Merencanakan cara komunikasi sangat penting
dan mempunyai banyak manfaat untuk berbagai alasan. Menyusun
sebuah strategi komunikasi adalah suatu seni, bukan sesuatu yang ilmiah, dan
ada banyak cara pendekatan yang berbeda untuk melakukan tugas ini. Cara kunci
untuk memastikan strategi komunikasi matang yang terintegrasi dalam mensukseskan
komunikasi CSR, setidaknya perlu mengedepankan lima aspek penting. Kelima aspek
ini akan diuraikan sebagai berikut :
Pertama, melibatkan karyawan. Hal ini dapat membantu dan mendorong
efisiensi dalam mengkomunikasikan CSR pada stakeholder eksternal. Perusahaan perlu
memberikan pemahaman lebih pada karyawan terkait program dan dampak CSR yang
telah dilaksanakan perusahaan agar pesan yang disampaikan dapat sesuai dengan
yang dimaksudkan perusahaan.
Kedua, berkolaborasi dengan pihak lain. Hal ini dapat menempa hubungan kemitraan dan membangun kredibilitas dengan stakeholder. Misalnya dengan bekerjasama
mendukung program pemerintah, atau menyelenggarakan event bersama.

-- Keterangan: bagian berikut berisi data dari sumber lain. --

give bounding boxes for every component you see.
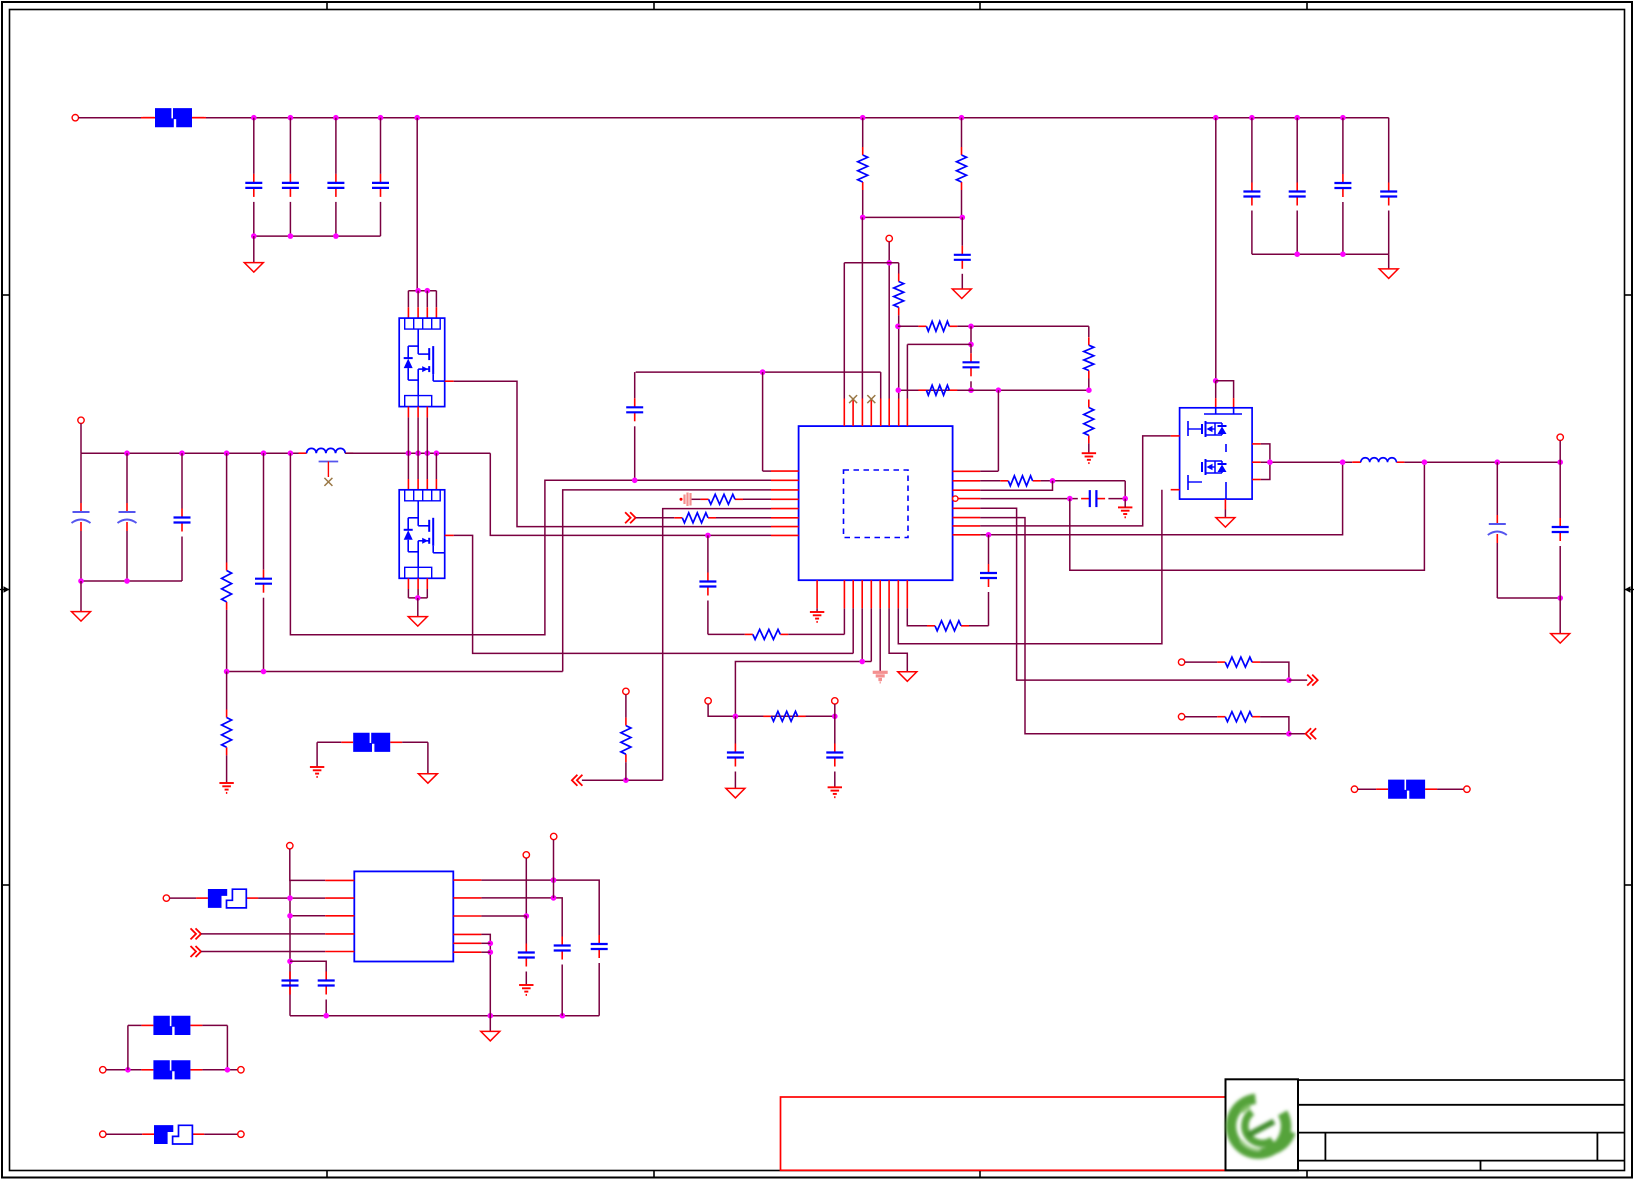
wire q1 bot — [407, 417, 409, 453]
wire c7 dn — [1342, 202, 1344, 254]
wire row6-left b — [716, 517, 771, 519]
junction bp a — [125, 1067, 131, 1073]
wire gnd7 stem — [417, 598, 419, 617]
junction rail 10 — [1294, 115, 1300, 121]
wire q2 bot — [426, 589, 428, 598]
pin U2 left 1 — [325, 879, 354, 881]
wire fb2 lstem — [316, 742, 318, 767]
pin U1 left 6 — [771, 517, 799, 519]
wire u2 r456 — [481, 934, 490, 1031]
capacitor C9 — [954, 246, 971, 269]
capacitor C16 — [699, 573, 716, 596]
wire r9 up — [226, 672, 228, 710]
pin U1 right 5 — [953, 507, 981, 509]
wire pin862 — [861, 608, 863, 661]
pin stub q2 bottom — [426, 578, 428, 589]
junction n217b — [960, 215, 966, 221]
junction vo a — [1422, 459, 1428, 465]
wire q1 top bus — [408, 290, 436, 292]
junction vo b — [1495, 459, 1501, 465]
wire sw — [1261, 461, 1353, 463]
pin stub q2 bottom — [417, 578, 419, 589]
border tick top 1 — [326, 2, 328, 10]
pin U1 right 4 — [953, 496, 981, 501]
capacitor C18 — [826, 744, 843, 767]
wire r-row3 — [980, 481, 1052, 490]
capacitor C15 — [255, 570, 272, 593]
resistor R11 — [701, 494, 743, 504]
ground GND2 — [1379, 269, 1398, 279]
wire fb5 l — [1358, 788, 1376, 790]
pin U1 bottom 6 — [879, 580, 881, 608]
wire gnd1 stem — [253, 236, 255, 263]
wire c3 up — [335, 118, 337, 174]
wire pin898 — [898, 490, 1162, 644]
junction rail 2 — [288, 115, 294, 121]
wire net634a — [708, 633, 745, 635]
wire c14 dn — [181, 537, 183, 582]
pin U1 top 7 — [898, 399, 900, 427]
junction q2bb — [415, 595, 421, 601]
wire q2 gate — [454, 535, 854, 653]
pin stub q2 top — [417, 479, 419, 490]
wire rail2b — [345, 452, 490, 454]
wire v998 — [997, 390, 999, 471]
offpage connector CHV6 — [191, 946, 202, 957]
wire p6 — [834, 704, 836, 716]
pin stub q1 bottom — [426, 407, 428, 418]
wire v844b — [843, 608, 845, 634]
offpage connector CHV3 — [1307, 675, 1318, 686]
pin U1 left 5 — [771, 508, 799, 510]
wire q2 bot — [417, 589, 419, 598]
capacitor C25 — [591, 935, 608, 958]
pin U1 right 2 — [953, 480, 981, 482]
pin U2 left 4 — [325, 933, 354, 935]
IC U2 — [354, 871, 453, 961]
capacitor C23 — [318, 972, 335, 995]
wire q1 gate — [454, 381, 771, 526]
wire p7 — [1185, 661, 1217, 663]
wire q1 bot — [426, 417, 428, 453]
wire chv3 — [1289, 679, 1307, 681]
wire c21 dn — [1496, 543, 1498, 598]
resistor R1 — [858, 147, 868, 190]
wire q1 feed — [416, 118, 418, 291]
junction n498b — [1122, 496, 1128, 502]
wire c4 dn — [380, 202, 382, 236]
wire p2 down — [888, 242, 890, 399]
wire v844 — [843, 263, 845, 399]
wire p13 — [525, 858, 527, 916]
resistor R14 — [927, 621, 969, 631]
border tick left 1 — [2, 294, 10, 296]
junction sw b — [1340, 459, 1346, 465]
title block logo box — [1226, 1079, 1299, 1170]
wire row3-left — [563, 490, 771, 672]
wire q2 top — [417, 453, 419, 479]
transistor Q2 — [399, 490, 445, 579]
pin stub q3 g2 — [1171, 489, 1180, 491]
junction u2 k — [488, 949, 494, 955]
resistor R12 — [674, 513, 716, 523]
junction rail2 2 — [179, 450, 185, 456]
wire net671 — [227, 671, 563, 673]
border tick bottom 2 — [653, 1171, 655, 1178]
capacitor C6 — [1289, 183, 1306, 206]
wire q1 pin — [435, 291, 437, 308]
wire net780 — [582, 779, 663, 781]
junction u2 i — [524, 913, 530, 919]
wire net262 — [844, 262, 898, 264]
wire left cap bus — [81, 580, 182, 582]
resistor R2 — [957, 147, 967, 190]
pin stub q1 top — [407, 307, 409, 318]
wire bp up2 — [226, 1025, 228, 1069]
junction n480b — [1050, 478, 1056, 484]
pin U2 right 1 — [453, 879, 481, 881]
ground GND15 — [310, 767, 324, 777]
pin stub q3 r1 — [1252, 443, 1261, 445]
junction rail2 4 — [261, 450, 267, 456]
terminal P15 — [238, 1067, 244, 1073]
wire net390 — [898, 389, 1089, 391]
wire r-row5 — [980, 508, 1289, 680]
wire q3 drain jog — [1261, 444, 1270, 480]
junction bus1 c — [333, 233, 339, 239]
junction bus1 a — [251, 233, 257, 239]
junction rail2 9 — [434, 450, 440, 456]
terminal P7 — [1178, 659, 1184, 665]
capacitor C14 — [174, 509, 191, 532]
wire u2 capjog — [290, 961, 326, 971]
wire vin rail — [206, 117, 1389, 119]
wire jp2 l — [106, 1133, 142, 1135]
title block line h1 — [1298, 1079, 1625, 1081]
wire c13 up — [126, 453, 128, 503]
border tick top 3 — [979, 2, 981, 10]
junction n390d — [1086, 387, 1092, 393]
capacitor C8 — [1380, 183, 1397, 206]
junction rail 5 — [414, 115, 420, 121]
junction n372 — [760, 369, 766, 375]
pin stub q3 g1 — [1171, 435, 1180, 437]
wire q2 top — [435, 453, 437, 479]
pin U1 left 3 — [771, 489, 799, 491]
wire r13 dn — [625, 762, 627, 780]
wire u2 row4 — [201, 933, 325, 935]
wire net634b — [788, 633, 844, 635]
ground GND12 — [1118, 507, 1132, 517]
wire q1 bot — [417, 417, 419, 453]
junction rail 9 — [1249, 115, 1255, 121]
pin U1 bottom 9 — [906, 580, 908, 608]
terminal P8 — [1178, 714, 1184, 720]
junction vo c — [1557, 459, 1563, 465]
inductor L1 — [299, 448, 354, 453]
wire c8 up — [1388, 118, 1390, 183]
power flag FLG1 — [680, 493, 691, 507]
testpoint bar — [319, 461, 339, 463]
wire net661 — [735, 662, 871, 717]
ferrite bead FB1 — [143, 108, 204, 127]
junction q1tb b — [425, 288, 431, 294]
wire c1 dn — [253, 202, 255, 236]
wire q2 bot bus — [408, 597, 427, 599]
IC U1 — [799, 426, 953, 580]
resistor R17 — [1217, 657, 1260, 667]
junction rail 11 — [1340, 115, 1346, 121]
junction u2 b — [287, 913, 293, 919]
ground GND13 — [1216, 518, 1235, 528]
resistor R5 — [918, 385, 957, 395]
wire net344 — [907, 343, 971, 345]
wire vin a — [79, 117, 142, 119]
junction rail 1 — [251, 115, 257, 121]
capacitor C20 — [980, 564, 997, 587]
junction rail 7 — [959, 115, 965, 121]
wire r-row2b — [1041, 480, 1126, 482]
ferrite bead FB5 — [1376, 780, 1437, 799]
ferrite bead FB3 — [141, 1016, 202, 1035]
pin U1 top 3 — [861, 399, 863, 427]
wire c22 up — [1559, 462, 1561, 518]
wire q2 top — [407, 453, 409, 479]
pin U1 top 6 — [888, 399, 890, 427]
wire c7 up — [1342, 118, 1344, 174]
wire fb2 leftb — [317, 741, 341, 743]
resistor R3 — [894, 274, 904, 316]
wire v634b — [634, 426, 636, 480]
wire v880 — [880, 372, 882, 398]
wire p8 — [1185, 716, 1217, 718]
junction bus2 b — [1340, 251, 1346, 257]
junction u2 h — [551, 895, 557, 901]
resistor R9 — [222, 710, 232, 756]
junction sw a — [1267, 459, 1273, 465]
wire v971a — [970, 326, 972, 344]
ground GND16 — [418, 774, 437, 784]
wire bp a — [106, 1069, 141, 1071]
no-connect NC2 — [867, 395, 875, 403]
junction n390a — [968, 387, 974, 393]
ground GND10 — [726, 788, 745, 798]
title block right edge — [1297, 1080, 1299, 1171]
junction rail2 6 — [406, 450, 412, 456]
title block line v3 — [1480, 1161, 1482, 1171]
wire net625 — [969, 625, 989, 627]
wire bp top l — [128, 1024, 141, 1026]
capacitor C27 — [518, 944, 535, 967]
wire c27 up — [525, 916, 527, 944]
junction n217a — [860, 215, 866, 221]
ground GND6 — [219, 783, 233, 793]
pin stub q2 top — [435, 479, 437, 490]
wire c9 dn — [961, 274, 963, 289]
wire c17 dn — [734, 772, 736, 789]
wire r8 up — [226, 453, 228, 562]
pin stub q3 r2 — [1252, 461, 1261, 463]
wire c16 up — [707, 535, 709, 572]
resistor R7 — [1084, 400, 1094, 444]
pin stub q2 gate — [445, 534, 454, 536]
pin U2 right 5 — [453, 942, 481, 944]
wire c15 dn — [263, 598, 265, 672]
junction n380 — [1213, 378, 1219, 384]
wire r-row2 — [980, 480, 1000, 482]
wire net326b — [957, 325, 1089, 327]
ground GND18 — [481, 1031, 500, 1041]
pin U1 top 2 — [852, 399, 854, 427]
terminal P12 — [551, 833, 557, 839]
pin U2 left 2 — [325, 897, 354, 899]
capacitor C2 — [282, 174, 299, 197]
border tick bottom 3 — [979, 1171, 981, 1178]
border tick bottom 4 — [1306, 1171, 1308, 1178]
pin U1 left 1 — [771, 470, 799, 472]
wire c6 up — [1296, 118, 1298, 183]
wire q3 feed — [1215, 118, 1217, 381]
pin U1 bottom 2 — [843, 580, 845, 608]
logo — [1231, 1099, 1291, 1154]
wire r-row2c — [1124, 481, 1126, 499]
pin stub FB1 left — [141, 117, 154, 119]
title block line h4 — [1298, 1160, 1625, 1162]
ground GND14 — [1551, 634, 1570, 644]
capacitor C3 — [327, 174, 344, 197]
junction bus1 b — [288, 233, 294, 239]
wire rail2a — [81, 452, 307, 454]
wire p4 down — [625, 695, 627, 718]
wire p7b — [1260, 662, 1289, 680]
pin U2 right 3 — [453, 915, 481, 917]
terminal P5 — [705, 698, 711, 704]
pin U1 top 4 — [870, 399, 872, 427]
wire v898a — [898, 263, 900, 274]
wire c6 dn — [1296, 211, 1298, 255]
capacitor C12 — [72, 503, 91, 531]
wire v862 down — [861, 217, 863, 398]
pin U2 right 4 — [453, 933, 481, 935]
capacitor C4 — [372, 174, 389, 197]
capacitor C26 — [554, 937, 571, 960]
junction n716a — [733, 714, 739, 720]
wire net372 — [636, 371, 881, 373]
ferrite bead FB4 — [141, 1060, 202, 1079]
wire c20 up — [988, 535, 990, 564]
wire c21 up — [1496, 462, 1498, 515]
wire c15 up — [263, 453, 265, 570]
wire r2 bot — [961, 190, 963, 217]
pin U2 left 5 — [325, 951, 354, 953]
capacitor C11 — [626, 398, 643, 421]
wire vout — [1404, 461, 1560, 463]
wire r9 dn — [226, 755, 228, 783]
junction n680 — [1286, 677, 1292, 683]
wire u2 vert — [289, 880, 291, 1015]
junction n344 — [968, 342, 974, 348]
pin U1 bottom 3 — [852, 580, 854, 608]
junction n480 — [632, 478, 638, 484]
wire bp top r — [202, 1024, 227, 1026]
pin U1 left 7 — [771, 526, 799, 528]
wire r1 bot — [862, 190, 864, 217]
terminal P14 — [100, 1067, 106, 1073]
pin U1 right 1 — [953, 470, 981, 472]
pin U1 left 2 — [771, 479, 799, 481]
wire c26 dn — [561, 965, 563, 1016]
junction u2 d — [323, 1013, 329, 1019]
transistor Q3 — [1180, 408, 1253, 499]
wire fb2 rstem — [427, 742, 429, 773]
power flag FLG2 — [873, 672, 888, 682]
wire u2 r5 — [481, 942, 490, 944]
wire c2 dn — [289, 202, 291, 236]
junction q1tb a — [415, 288, 421, 294]
wire pin880 — [879, 608, 881, 671]
capacitor C1 — [245, 174, 262, 197]
junction n671a — [224, 669, 230, 675]
terminal P17 — [238, 1131, 244, 1137]
wire r2 top — [961, 118, 963, 147]
wire q1 pin — [407, 291, 409, 308]
wire pin871 — [870, 608, 872, 661]
terminal P11 — [163, 895, 169, 901]
wire row4-left b — [743, 498, 771, 500]
wire p3 down — [80, 424, 82, 454]
junction n326a — [895, 324, 901, 330]
terminal P4 — [623, 688, 629, 694]
junction n598 — [1557, 595, 1563, 601]
wire u2 r3 — [481, 915, 526, 917]
junction rail 3 — [333, 115, 339, 121]
ground GND3 — [952, 289, 971, 299]
pin U2 left 3 — [325, 915, 354, 917]
terminal P16 — [100, 1131, 106, 1137]
junction u2 a — [287, 895, 293, 901]
border tick right 1 — [1625, 294, 1633, 296]
wire q1 pin — [417, 291, 419, 308]
wire u2 row5 — [201, 951, 325, 953]
junction u2 f — [560, 1013, 566, 1019]
resistor R15 — [763, 711, 805, 721]
wire net326a — [898, 325, 919, 327]
wire pin889 — [889, 608, 907, 672]
wire c13 dn — [126, 531, 128, 581]
resistor R13 — [621, 718, 631, 763]
pin stub q3 b — [1224, 499, 1226, 509]
wire v907 — [906, 344, 908, 398]
offpage connector CHV2 — [572, 775, 583, 786]
terminal P2 — [886, 235, 892, 241]
resistor R4 — [918, 321, 957, 331]
terminal P6 — [832, 698, 838, 704]
pin U1 top 8 — [906, 399, 908, 427]
wire r8 dn — [226, 610, 228, 672]
no-connect NC1 — [849, 395, 857, 403]
title block red box — [781, 1097, 1226, 1170]
wire c27 dn — [525, 972, 527, 986]
capacitor C21 — [1488, 515, 1507, 543]
pin stub q1 bottom — [417, 407, 419, 418]
junction rail2 8 — [425, 450, 431, 456]
pin U1 right 3 — [953, 489, 981, 491]
junction bp b — [225, 1067, 231, 1073]
pin U1 right 8 — [953, 534, 981, 536]
ground GND5 — [72, 612, 91, 622]
wire rail-row8 — [490, 453, 771, 535]
wire u2 row3 — [290, 915, 325, 917]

Ketiga, menampilkan informasi secara seimbang. Transparansi
menjadi hal penting dalam hal ini. Bersifat transparan berarti
mengkomunikasikan dengan jelas, tidak mengaburkan realita melalui prosa-prosa
yang sama, muluk-muluk atau basa-basi.
Keempat, memahami target khalayak. Dalam mengkomunikasikan CSR, perusahaan perlu memahami khalayak
yang dituju, termasuk informasi yang mereka butuhkan, dan saluran komunikasi
yang sesuai dengan mereka.
Kelima, melakukan proses komunikasi dua arah. Dalam hal ini
perusahaan maupun stakeholder mempunyai potensi yang sama sebagai sumber informasi.

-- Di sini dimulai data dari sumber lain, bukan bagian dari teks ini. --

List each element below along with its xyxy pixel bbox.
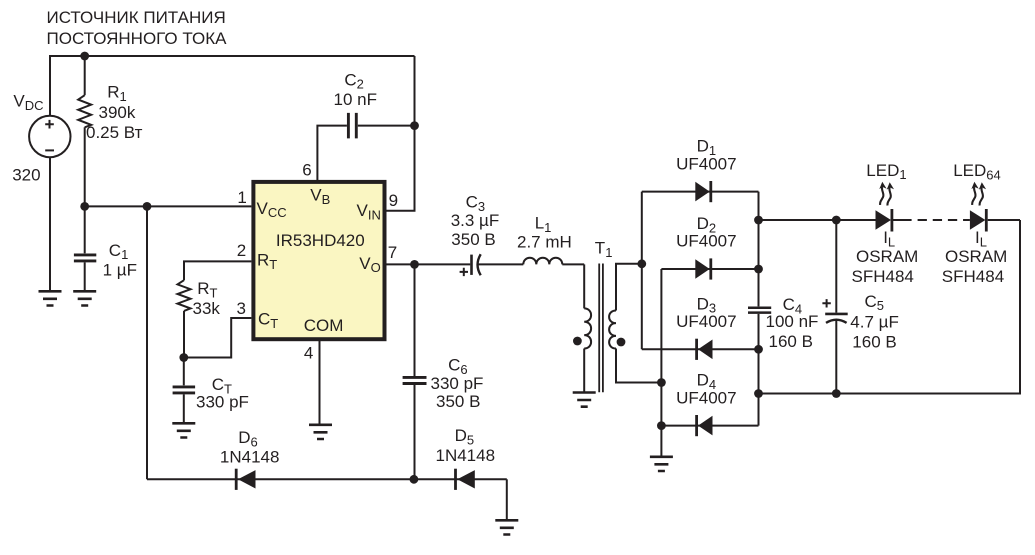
wire VCC to D6 rail (146, 206, 148, 479)
label VDC (13, 91, 43, 112)
wire C2 right (358, 121, 419, 130)
diode D6 (236, 469, 255, 490)
svg-text:2: 2 (237, 241, 246, 260)
wire dashed LED string (893, 219, 970, 221)
LED1 (876, 209, 892, 232)
resistor R1 (78, 56, 91, 206)
diode D1 (642, 181, 759, 202)
source VDC (29, 56, 70, 291)
label LED64 (942, 161, 1008, 286)
svg-text:160 В: 160 В (769, 332, 813, 351)
wire pin4 COM (319, 340, 321, 425)
title text (47, 8, 228, 48)
LED64 arrows (971, 182, 986, 206)
label CT (196, 375, 249, 411)
diode D5 (456, 469, 475, 490)
ground D5 (495, 520, 518, 534)
wire pin6 VB (317, 126, 347, 181)
pin number 4 (304, 343, 313, 362)
ground C1 (73, 291, 96, 305)
resistor RT (178, 280, 191, 357)
LED64 (970, 209, 1020, 232)
svg-text:7: 7 (388, 243, 397, 262)
svg-text:6: 6 (302, 160, 311, 179)
wire top rail (50, 56, 415, 57)
pin number 2 (237, 241, 246, 260)
label T1 (595, 239, 613, 260)
label D3 (676, 294, 736, 331)
label L1 (517, 214, 572, 252)
svg-text:390k: 390k (99, 103, 136, 122)
svg-text:10 nF: 10 nF (334, 90, 377, 109)
svg-text:1 µF: 1 µF (103, 260, 137, 279)
svg-text:SFH484: SFH484 (942, 267, 1004, 286)
wire bridge output rail (758, 192, 760, 426)
label 320 (12, 165, 40, 184)
capacitor C2 (348, 113, 356, 138)
node RT CT (179, 353, 188, 362)
wire D6-D5 row (147, 478, 507, 480)
pin number 1 (237, 188, 246, 207)
capacitor C3 (472, 254, 524, 275)
wire D5 to ground (506, 479, 508, 520)
wire bridge rail2 (657, 269, 666, 457)
capacitor C4 (748, 308, 771, 313)
svg-text:4: 4 (304, 343, 313, 362)
svg-text:350 В: 350 В (436, 392, 480, 411)
svg-text:IR53HD420: IR53HD420 (276, 231, 365, 250)
pin number 7 (388, 243, 397, 262)
label RT (193, 279, 221, 318)
svg-text:COM: COM (304, 316, 344, 335)
capacitor C6 (403, 264, 427, 479)
diode D2 (661, 258, 762, 279)
svg-text:1: 1 (237, 188, 246, 207)
svg-text:0.25 Вт: 0.25 Вт (86, 123, 143, 142)
svg-text:UF4007: UF4007 (676, 154, 736, 173)
label R1 (86, 83, 143, 142)
svg-text:UF4007: UF4007 (676, 312, 736, 331)
svg-text:33k: 33k (193, 299, 221, 318)
svg-text:3: 3 (237, 299, 246, 318)
svg-text:UF4007: UF4007 (676, 232, 736, 251)
transformer T1 secondary (609, 264, 661, 383)
svg-text:320: 320 (12, 165, 40, 184)
label D5 (436, 426, 496, 465)
pin number 6 (302, 160, 311, 179)
wire output plus (754, 216, 875, 225)
label C2 (334, 70, 377, 109)
svg-text:3.3 µF: 3.3 µF (451, 211, 500, 230)
wire VIN rail (387, 56, 415, 211)
label C3 (451, 192, 500, 276)
svg-text:1N4148: 1N4148 (220, 447, 280, 466)
label D6 (220, 428, 280, 466)
svg-text:330 pF: 330 pF (431, 374, 484, 393)
label C6 (431, 355, 484, 411)
transformer T1 core (599, 264, 603, 393)
label LED1 (852, 161, 919, 286)
label C1 (103, 241, 137, 280)
capacitor CT (173, 358, 196, 424)
wire pin2 to RT (184, 261, 251, 280)
node C6 bottom (410, 475, 419, 484)
svg-text:9: 9 (389, 191, 398, 210)
svg-text:OSRAM: OSRAM (945, 247, 1007, 266)
label D1 (676, 137, 736, 174)
pin number 3 (237, 299, 246, 318)
diode D4 (661, 415, 758, 436)
node secondary bottom on rail2 (657, 378, 666, 387)
capacitor C1 (74, 206, 96, 291)
wire pin3 (184, 318, 252, 358)
svg-text:330 pF: 330 pF (196, 393, 249, 412)
wire bridge rail1 (641, 192, 643, 350)
label C4 (766, 295, 819, 351)
svg-text:1N4148: 1N4148 (436, 446, 496, 465)
node top rail junction (80, 52, 89, 61)
capacitor C5 (825, 220, 848, 394)
node secondary top on rail1 (637, 259, 646, 268)
IC pin labels (257, 185, 381, 335)
ground T1 (573, 393, 596, 407)
label D4 (676, 371, 736, 408)
transformer T1 primary (573, 264, 591, 392)
svg-text:ПОСТОЯННОГО ТОКА: ПОСТОЯННОГО ТОКА (47, 29, 228, 48)
svg-text:UF4007: UF4007 (676, 388, 736, 407)
ground COM (309, 425, 332, 439)
ground bridge (650, 457, 673, 471)
diode D3 (642, 339, 763, 360)
ground CT (172, 423, 195, 437)
LED1 arrows (879, 182, 894, 206)
inductor L1 (523, 258, 584, 265)
svg-text:4.7 µF: 4.7 µF (850, 313, 899, 332)
svg-text:OSRAM: OSRAM (856, 247, 918, 266)
svg-text:ИСТОЧНИК ПИТАНИЯ: ИСТОЧНИК ПИТАНИЯ (47, 8, 226, 27)
svg-text:2.7 mH: 2.7 mH (517, 232, 572, 251)
node VCC (80, 202, 251, 211)
label C5 (822, 292, 898, 352)
ground VDC (39, 291, 62, 305)
pin number 9 (389, 191, 398, 210)
label D2 (676, 214, 736, 251)
op-amp U1 IC IR53HD420 box (253, 182, 384, 339)
wire right return (754, 220, 1020, 398)
svg-text:160 В: 160 В (852, 332, 896, 351)
svg-text:SFH484: SFH484 (852, 267, 914, 286)
wire pin7 VO (387, 260, 471, 269)
svg-text:100 nF: 100 nF (766, 312, 819, 331)
svg-text:350 В: 350 В (451, 230, 495, 249)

Perusahaan mempunyai informasi terkait materi CSR, sementara stakeholder dapat memberikan respon atau tanggapan terkait
informasi yang disampaikan perusahaan.
Terakhir atau keenam, mencocokkan retorika dengan tindakan.
Dewasa ini stakeholder semakin cerdas
untuk memisahkan retorika kosong dari hasil yang baik dan dapat dipercaya. Oleh
karena itu, komunikasi CSR yang baik harus dapat dipercaya, informatif,
mendidik, serta terhindar dari emosi yang berlebihan.